Recensione de La prova del topo, in scena al Teatro Studio Uno di Roma dal 9 al 19 aprile
Lo spettacolo mette in scena tematiche complesse in una chiave tragicomica efficace e ben congegnata. La trama è stata interamente scritta dal laboratorio di scrittura scenica proposto ai componenti della giovane compagnia INuovi|Teatro delle Viti in occasione della quarta residenza artistica della stagione. La messinscena e la supervisione drammaturgica sono di Michele Galasso e Antonio Careddu, mentre le musiche erano ideate dal vivo da Samovar&Marcusai.

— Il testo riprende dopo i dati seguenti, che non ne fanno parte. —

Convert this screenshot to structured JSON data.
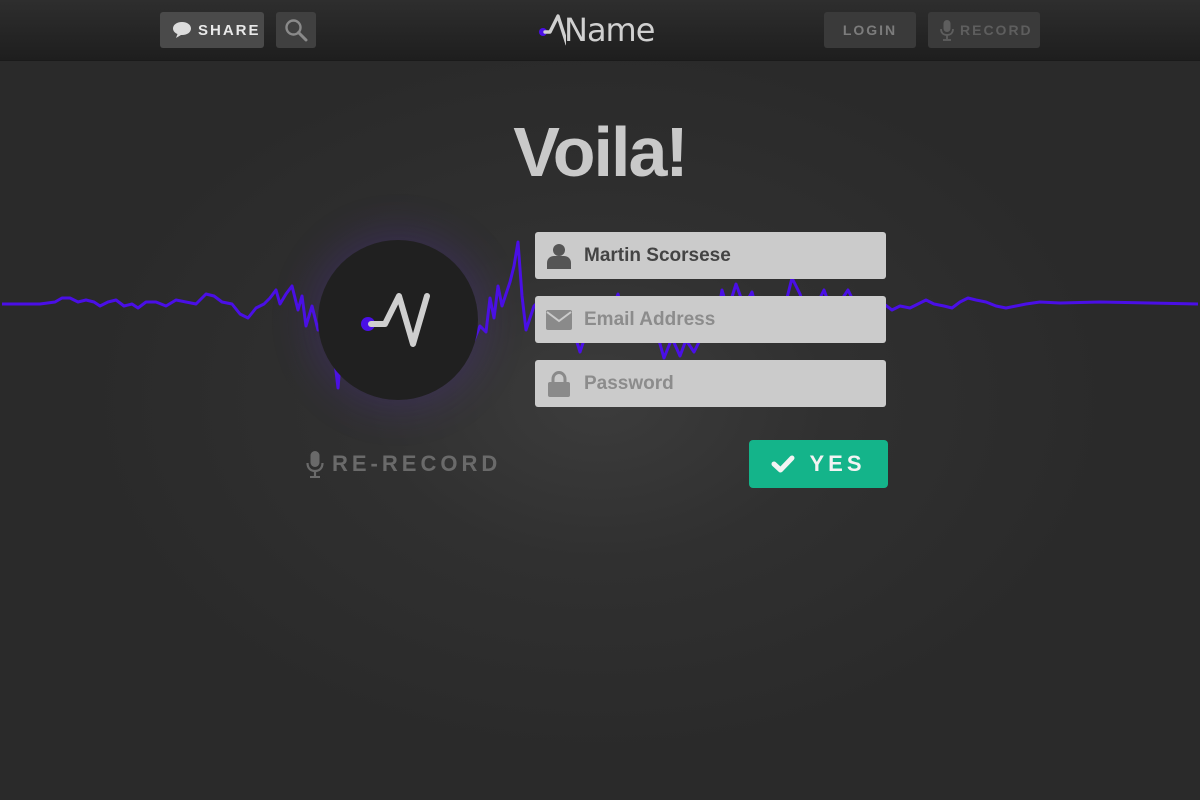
{
  "header": {
    "share_label": "SHARE",
    "logo_text": "Name",
    "login_label": "LOGIN",
    "record_label": "RECORD"
  },
  "main": {
    "title": "Voila!",
    "form": {
      "name_value": "Martin Scorsese",
      "email_placeholder": "Email Address",
      "password_placeholder": "Password"
    },
    "rerecord_label": "RE-RECORD",
    "yes_label": "YES"
  },
  "icons": {
    "share": "speech-bubble-icon",
    "search": "search-icon",
    "record": "microphone-icon",
    "name": "user-icon",
    "email": "envelope-icon",
    "password": "lock-icon",
    "yes": "checkmark-icon"
  },
  "colors": {
    "accent": "#4a0fe6",
    "confirm": "#14b48a",
    "background": "#2f2f2f"
  }
}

I cinque attori rappresentano una famiglia decisamente bizzarra, composta da un padre molto autoritario, compositore e acerrimo nemico della lavatrice; una figlia adolescente, ad un passo dalla maturità e con una strana passione per il dolore fisico; un figlio che, come tutti i secondogeniti, è geloso delle attenzioni riservate alla sorella maggiore e nella sua solitudine si rifugia in un mondo di pupazzi e balocchi; una zia un po’ svampita e canterina, che si diverte a spiare i vicini con un piccolo binocolo, ed infine il maggiordomo, caratterizzato da un forte accento straniero, che è a conoscenza di tutti i segreti della famiglia e che si diverte a giocare con le loro paure e le loro debolezze.
L’unica persona assente, ma di cui si sente costantemente la presenza in ogni scena, è la madre, fuggita misteriosamente da quell’intrico di problemi e nevrosi. Tutti i personaggi tentano di uscire dalla loro posizione di stasi, dalla loro eterna condizione di topo. Per quanto tempo si può vivere soffrendo, in costante lotta con il prossimo? Proprio da questo interrogativo è nato tutto lo spettacolo, imperniato sulla possibilità di cambiare, di reagire di fronte alle situazioni difficili. Proprio come un topolino qualunque che crede di stare bene all’interno della sua gabbietta, ma un giorno decide invece di uscire, di fuggire da quella piccola prigione e si butta a capofitto in questo mondo caotico e stressante, in lotta continua per la sopravvivenza. Questa fuga da una vita che ci sta stretta è il punto di arrivo che ognuno di noi vorrebbe raggiungere, una catarsi che porta ad una rinascita interiore talmente forte da riuscire a trascinare e travolgere anche chi ci sta vicino.
Svolgere al meglio questa dolce amara commedia non era un’impresa facile, perché si rischiava di cadere nel banale o di rendere il tutto troppo pesante, ma tutti gli attori sono stati credibili, divertenti e commuoventi, in linea con la trama che non risulta per niente artificiosa o troppo caricata. Complimenti vivissimi quindi a tutto il cast di questa giovane compagnia teatrale, formata da: Gabrile Guerra, Caterina Marino, Riccardo Marotta, Maria Chiara Pellitteri, Fabiano Roggio. Anche le musiche spuntano fuori al momento giusto e contribuiscono a rendere più vivo lo spettacolo.